Cafu: a bola une os países!
No começo da noite de 29 de outubro de 2013, um dos maiores jogadores da história conversou com Princípios sobre o papel social do esporte, especialmente o futebol. Durante quase uma hora de conversa ele passou por sua história, falou dos seus projetos sociais e comentou a importância da realização da Copa do Mundo de 2014 no Brasil

Marcos Evangelista de Morais nasceu em 7 de junho de 1970, em plena Copa do Mundo, no dia em que o Brasil ganhou da Inglaterra por um a zero, gol de Jairzinho. Naquele momento a enfermeira arriscou um chute: Nasceu um jogador de futebol! E acertou - aquele bebê que acabara de vir à luz seria um dos maiores jogadores da história do futebol, capitão da Seleção Brasileira. -Eu já nasci com um DNA de futebol, um DNA de Seleção Brasileira-, constata Marcos.

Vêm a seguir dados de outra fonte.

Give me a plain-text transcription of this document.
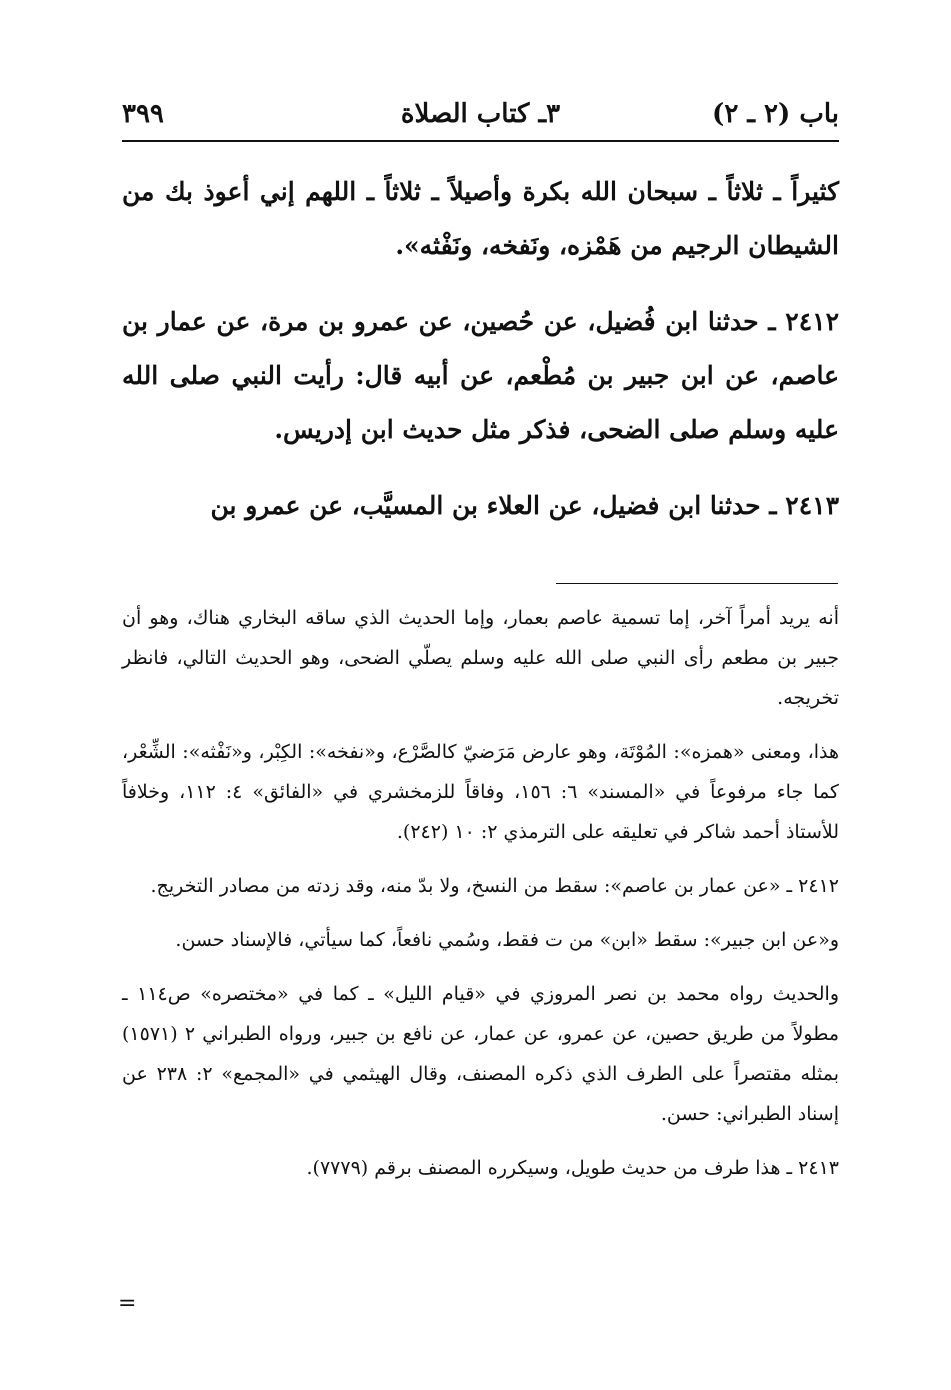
باب (٢ ـ ٢)
٣ـ كتاب الصلاة
٣٩٩

كثيراً ـ ثلاثاً ـ سبحان الله بكرة وأصيلاً ـ ثلاثاً ـ اللهم إني أعوذ بك من الشيطان الرجيم من هَمْزه، ونَفخه، ونَفْثه».

٢٤١٢ ـ حدثنا ابن فُضيل، عن حُصين، عن عمرو بن مرة، عن عمار بن عاصم، عن ابن جبير بن مُطْعم، عن أبيه قال: رأيت النبي صلى الله عليه وسلم صلى الضحى، فذكر مثل حديث ابن إدريس.

٢٤١٣ ـ حدثنا ابن فضيل، عن العلاء بن المسيَّب، عن عمرو بن

أنه يريد أمراً آخر، إما تسمية عاصم بعمار، وإما الحديث الذي ساقه البخاري هناك، وهو أن جبير بن مطعم رأى النبي صلى الله عليه وسلم يصلّي الضحى، وهو الحديث التالي، فانظر تخريجه.

هذا، ومعنى «همزه»: المُوْتَة، وهو عارض مَرَضيّ كالصَّرْع، و«نفخه»: الكِبْر، و«نَفْثه»: الشِّعْر، كما جاء مرفوعاً في «المسند» ٦: ١٥٦، وفاقاً للزمخشري في «الفائق» ٤: ١١٢، وخلافاً للأستاذ أحمد شاكر في تعليقه على الترمذي ٢: ١٠ (٢٤٢).

٢٤١٢ ـ «عن عمار بن عاصم»: سقط من النسخ، ولا بدّ منه، وقد زدته من مصادر التخريج.

و«عن ابن جبير»: سقط «ابن» من ت فقط، وسُمي نافعاً، كما سيأتي، فالإسناد حسن.

والحديث رواه محمد بن نصر المروزي في «قيام الليل» ـ كما في «مختصره» ص١١٤ ـ مطولاً من طريق حصين، عن عمرو، عن عمار، عن نافع بن جبير، ورواه الطبراني ٢ (١٥٧١) بمثله مقتصراً على الطرف الذي ذكره المصنف، وقال الهيثمي في «المجمع» ٢: ٢٣٨ عن إسناد الطبراني: حسن.

٢٤١٣ ـ هذا طرف من حديث طويل، وسيكرره المصنف برقم (٧٧٧٩).

=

Os primeiros chutes aconteceram no Jardim Irene, bairro da Zona Sul paulistana. Depois Marcos passou por clubes da região, como o Juventude, o Guarani e o Vasquinho, e chegou ao Nacional da Comendador Sousa, ao Itaquaquecetuba e foi ser profissional no São Paulo Futebol Clube. Jogava na ponta direita e, segundo seus companheiros, lembrava Cafuringa, jogador do Fluminense, do Rio de Janeiro, que fez história na posição. Foi rebatizado com o nome de Cafu, com o qual ficaria famoso.
No São Paulo, começou a ser treinado por Telê Santana, o técnico que dirigiu a Seleção nas Copas de 1982 e 1986. A fome se juntou à vontade de comer, na síntese de Cafu, porque um gostava de dar treino e outro adorava treinar. Passou da ponta direita para a lateral direita, a pedido do técnico, e de lá não saiu mais.
Essa lenda do futebol recebeu Princípios na sua sala repleta de troféus, medalhas, chuteiras, camisas autografadas e outras lembranças de uma carreira reconhecidamente vitoriosa. A imponência do espaço reservado em sua casa no luxuoso Residencial Alphaville 2, em Barueri, nas imediações da cidade de São Paulo, impressiona.
Logo na entrada da sala, uma camisa de mangas longas da Seleção Brasileira, caprichosamente emoldurada, se destaca e chama a atenção pela dedicatória de Pelé ao -irmão- Cafu. Cada objeto ali -tem uma história, um porquê-. Na parede, as camisas lembram passagens por São Paulo, Palmeiras, Juventude, Zaragoza (Espanha), Roma, Milan (Itália), Itaquaquecetuba (um dos seus primeiros clubes em São Paulo)... Uma do Brasil, relíquia do jogo número cem de Cafu vestindo o manto da Seleção Brasileira, também está autografada pelo -irmão- Pelé.
Ele se ajeitou na cadeira e começou a falar da Fundação Cafu, que tem uma -história bastante interessante-, iniciada por inspiração nos pais que -viviam ajudando instituições-. Trajando camiseta da Fundação, ele se empolga a cada dado que apresenta. -A Fundação Cafu, por incrível que pareça, não é uma escolinha de futebol. Muita gente confunde. O nosso foco e a nossa missão é 100% inclusão social. Fazer com que as crianças se incluam na sociedade com mais igualdade-, comenta, demonstrando a satisfação pelos resultados com seu riso fácil.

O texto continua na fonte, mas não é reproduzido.